UNICEF: Israel Bunuh 67 Anak di Gaza Selama Masa Gencatan Senjata

17 hours ago 4

Jakarta, CNN Indonesia --

Dana Anak-anak Perserikatan Bangsa-Bangsa (UNICEF) mengungkapkan bahwa setidaknya 67 anak Palestina dibunuh Israel di Jalur Gaza sejak perjanjian gencatan senjata yang dimediasi Amerika Serikat (AS) berlaku bulan lalu.

Jumlah korban jiwa anak-anak ini terjadi di tengah gelombang serangan Israel yang berkelanjutan di Jalur Gaza, Palestina.

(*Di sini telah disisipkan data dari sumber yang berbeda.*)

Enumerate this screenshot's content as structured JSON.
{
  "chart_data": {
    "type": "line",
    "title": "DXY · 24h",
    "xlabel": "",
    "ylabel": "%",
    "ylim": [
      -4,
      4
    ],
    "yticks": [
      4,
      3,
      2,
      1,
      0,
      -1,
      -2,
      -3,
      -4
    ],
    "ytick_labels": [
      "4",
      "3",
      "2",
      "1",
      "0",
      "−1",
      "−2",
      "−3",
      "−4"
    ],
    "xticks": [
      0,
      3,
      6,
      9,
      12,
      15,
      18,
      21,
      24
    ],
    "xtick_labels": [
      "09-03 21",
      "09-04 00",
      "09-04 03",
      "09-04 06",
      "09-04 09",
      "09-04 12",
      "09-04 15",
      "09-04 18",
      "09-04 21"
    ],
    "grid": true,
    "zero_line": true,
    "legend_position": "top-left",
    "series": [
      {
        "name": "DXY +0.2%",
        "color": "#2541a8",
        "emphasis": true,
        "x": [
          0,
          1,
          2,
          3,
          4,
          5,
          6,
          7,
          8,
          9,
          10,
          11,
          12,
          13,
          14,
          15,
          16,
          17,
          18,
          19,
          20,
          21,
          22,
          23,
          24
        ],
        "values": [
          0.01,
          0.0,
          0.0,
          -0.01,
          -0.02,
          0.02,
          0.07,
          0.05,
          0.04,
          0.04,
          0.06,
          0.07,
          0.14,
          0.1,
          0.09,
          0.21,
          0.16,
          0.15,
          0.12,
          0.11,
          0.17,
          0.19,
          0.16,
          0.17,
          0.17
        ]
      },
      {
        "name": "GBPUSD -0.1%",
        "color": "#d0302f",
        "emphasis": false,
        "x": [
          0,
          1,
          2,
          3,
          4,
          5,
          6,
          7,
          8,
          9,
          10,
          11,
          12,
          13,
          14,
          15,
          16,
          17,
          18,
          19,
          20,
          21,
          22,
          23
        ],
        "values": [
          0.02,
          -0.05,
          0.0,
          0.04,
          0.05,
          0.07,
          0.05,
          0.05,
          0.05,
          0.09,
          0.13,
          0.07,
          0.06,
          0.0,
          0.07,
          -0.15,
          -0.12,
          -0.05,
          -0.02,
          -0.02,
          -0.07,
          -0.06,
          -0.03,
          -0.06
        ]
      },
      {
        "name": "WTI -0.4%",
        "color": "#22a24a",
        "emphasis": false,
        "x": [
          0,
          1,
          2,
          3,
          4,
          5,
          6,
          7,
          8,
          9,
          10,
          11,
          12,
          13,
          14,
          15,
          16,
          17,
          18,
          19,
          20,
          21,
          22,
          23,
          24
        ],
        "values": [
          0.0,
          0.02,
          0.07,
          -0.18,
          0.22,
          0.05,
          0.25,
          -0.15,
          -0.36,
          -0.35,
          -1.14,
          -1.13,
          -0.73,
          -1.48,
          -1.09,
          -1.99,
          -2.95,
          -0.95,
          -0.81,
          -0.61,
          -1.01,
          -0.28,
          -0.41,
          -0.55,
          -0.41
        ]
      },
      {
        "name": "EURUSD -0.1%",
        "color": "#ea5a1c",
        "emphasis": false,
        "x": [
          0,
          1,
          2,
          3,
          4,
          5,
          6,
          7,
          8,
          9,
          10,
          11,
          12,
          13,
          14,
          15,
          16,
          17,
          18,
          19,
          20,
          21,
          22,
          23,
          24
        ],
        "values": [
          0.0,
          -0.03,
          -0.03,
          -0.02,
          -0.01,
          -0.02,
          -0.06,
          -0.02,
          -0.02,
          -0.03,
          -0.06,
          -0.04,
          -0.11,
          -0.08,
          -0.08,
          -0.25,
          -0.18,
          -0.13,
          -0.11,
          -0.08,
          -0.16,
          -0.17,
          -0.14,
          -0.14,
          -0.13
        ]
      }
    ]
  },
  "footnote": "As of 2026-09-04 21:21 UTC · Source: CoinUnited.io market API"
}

Juru bicara UNICEF, Ricardo Pires, saat konferensi pers di Jenewa pada Jumat (21/11), mengatakan korban tewas termasuk seorang bayi perempuan yang tewas dalam serangan udara Israel di rumahnya di Khan Younis, Gaza selatan, pada Kamis (20/11).

ADVERTISEMENT

SCROLL TO CONTINUE WITH CONTENT

Korban juga termasuk tujuh anak lain yang tewas sehari sebelumnya, saat Israel melancarkan serangan di seluruh wilayah kantong tersebut.

"Ini terjadi selama gencatan senjata yang disepakati. Pola ini sangat mengejutkan," kata Pires mengenai jumlah korban tewas sejak 11 Oktober, hari pertama penuh gencatan senjata antara Israel dan Hamas, seperti dilansir Al Jazeera, Jumat (21/11).

"Seperti yang telah kami ulangi berkali-kali, ini bukan sekadar statistik: Setiap korban adalah seorang anak dengan keluarga, mimpi, kehidupan, yang tiba-tiba terputus oleh kekerasan yang berkelanjutan," tambah dia.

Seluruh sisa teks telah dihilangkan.